Molina stands by 'my truth' about Cuba
By Michael Soltys
Herald staff
After last month's violent incidents at the Book Fair, Cuban dissident
Hilda Molina went "clandestine" yesterday in a discreet fourth-floor
salon of a downtown hotel at an event organized by CADAL (the Centre for
the Opening and Development of Latin America). This time the occasion
was not to present her own book Mi Verdad but the work of a former
political prisoner Jorge Olivera Castillo.
This "very Cuban" writer once believed in a revolution two years older
than himself to the extent of going to fight in Angola "exporting
subversion" — brainwashed but essentially human. Much like the
neurosurgeon Molina, Olivera started to dissent from Fidel Castro's
"Stalinist" regime in 1993 with metaphor as his chosen vehicle, as in
the 15 short stories of the book presented yesterday (Antes que amanezca
y otros relatos). These metaphors describe the existential anguish of a
people compelled to live a lie for over 50 years — the hunger and the
lack of even water which forces people to rob for the black market, even
dead bodies. The regime of the Castro brothers has caused a "genocide of
the family" via intense militarization but also a homophobic hell for
Cuban gays, constantly exposed to blackmail and driven to suicide.
No wonder three million Cubans had fled abroad (many of them showing
absolute contempt for death in doing so), continued Molina. It irked her
that the Cuba of recent years is considered a tourist paradise by many
when this is achieved on the basis of placing Cubans last,
discriminating against the island's own people (including medical
tourism, as she herself well knows).
Molina was preceded by City centre-right PRO deputy Martín Borrelli and
Chilean Christian Democrat Senator Patricio Walker.
Borrelli contrasted the May Revolution whose Bicentennial is justifiably
being celebrated now with the wrong kind of revolution in Cuba, saluting
the memory of hunger strike martyrs Pedro Luis Boitel and Orlando Zapata
Tamayo.

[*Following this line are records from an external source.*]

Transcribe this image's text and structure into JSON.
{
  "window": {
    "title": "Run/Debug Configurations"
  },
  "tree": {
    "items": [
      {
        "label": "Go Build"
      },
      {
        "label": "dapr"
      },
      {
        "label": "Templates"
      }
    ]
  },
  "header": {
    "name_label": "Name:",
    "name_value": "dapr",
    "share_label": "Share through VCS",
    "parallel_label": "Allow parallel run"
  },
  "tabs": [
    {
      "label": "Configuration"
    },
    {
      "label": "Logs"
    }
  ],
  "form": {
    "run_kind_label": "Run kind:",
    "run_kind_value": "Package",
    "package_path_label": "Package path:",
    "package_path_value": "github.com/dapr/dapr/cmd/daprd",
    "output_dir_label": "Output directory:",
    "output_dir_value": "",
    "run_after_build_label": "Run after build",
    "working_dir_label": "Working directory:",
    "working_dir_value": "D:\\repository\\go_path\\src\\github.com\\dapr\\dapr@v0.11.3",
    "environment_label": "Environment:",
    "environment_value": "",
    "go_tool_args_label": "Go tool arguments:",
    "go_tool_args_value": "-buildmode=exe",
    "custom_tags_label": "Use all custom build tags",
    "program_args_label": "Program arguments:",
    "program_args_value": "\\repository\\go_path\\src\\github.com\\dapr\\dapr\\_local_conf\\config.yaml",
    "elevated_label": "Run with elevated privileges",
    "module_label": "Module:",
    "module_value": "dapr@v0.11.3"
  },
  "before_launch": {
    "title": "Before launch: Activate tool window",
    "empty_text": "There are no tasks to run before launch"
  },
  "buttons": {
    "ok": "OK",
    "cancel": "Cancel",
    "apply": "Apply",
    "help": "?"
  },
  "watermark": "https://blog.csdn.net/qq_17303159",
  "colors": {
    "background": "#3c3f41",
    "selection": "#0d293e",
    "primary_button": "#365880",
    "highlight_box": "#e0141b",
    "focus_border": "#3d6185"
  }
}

He also stressed the threat of Venezuela, where Cuban military
training is now underway, and pointed out that the fuel sale scandals
now being probed helped to finance the pickets who disrupted Molina's
book presentation, among other things.
Walker was optimistic that it was the beginning of the end for the
Castro regime with growing disenchantment even among the global left
after the hunger strike deaths. He stressed the importance of
international pressure, which in Chile's case had forced its dictator
Augusto Pinochet into the 1988 plebiscite he finally lost (all
dictatorships, left or right, are equally bad, Walker stressed, and none
are irreversible, as the case of the Soviet Union has shown) — human
rights should take precedence over principles of non-intervention
without double standards in every international forum, including the
Organization of American States (OAS). But the people itself must be a
protagonist — hence the importance of the Varela Project eight years ago
as a democratic initiative not born in Miami.
The transition towards democracy in Chile must be carefully prepared,
not improvised, Walker said, pointing to Chile's 1990-2010 multiparty
coalition as an example. Within that coalition he praised 2000-2005
socialist president Ricardo Lagos for backing his call for human rights
in Cuba — he was less enthusiastic about Michelle Bachelet, the
successor of Lagos who visited Cuba last year. Now there was a new
president, the rightist Sebastián Piñera, with whom Walker had crossed
party lines to press for freedom in Cuba.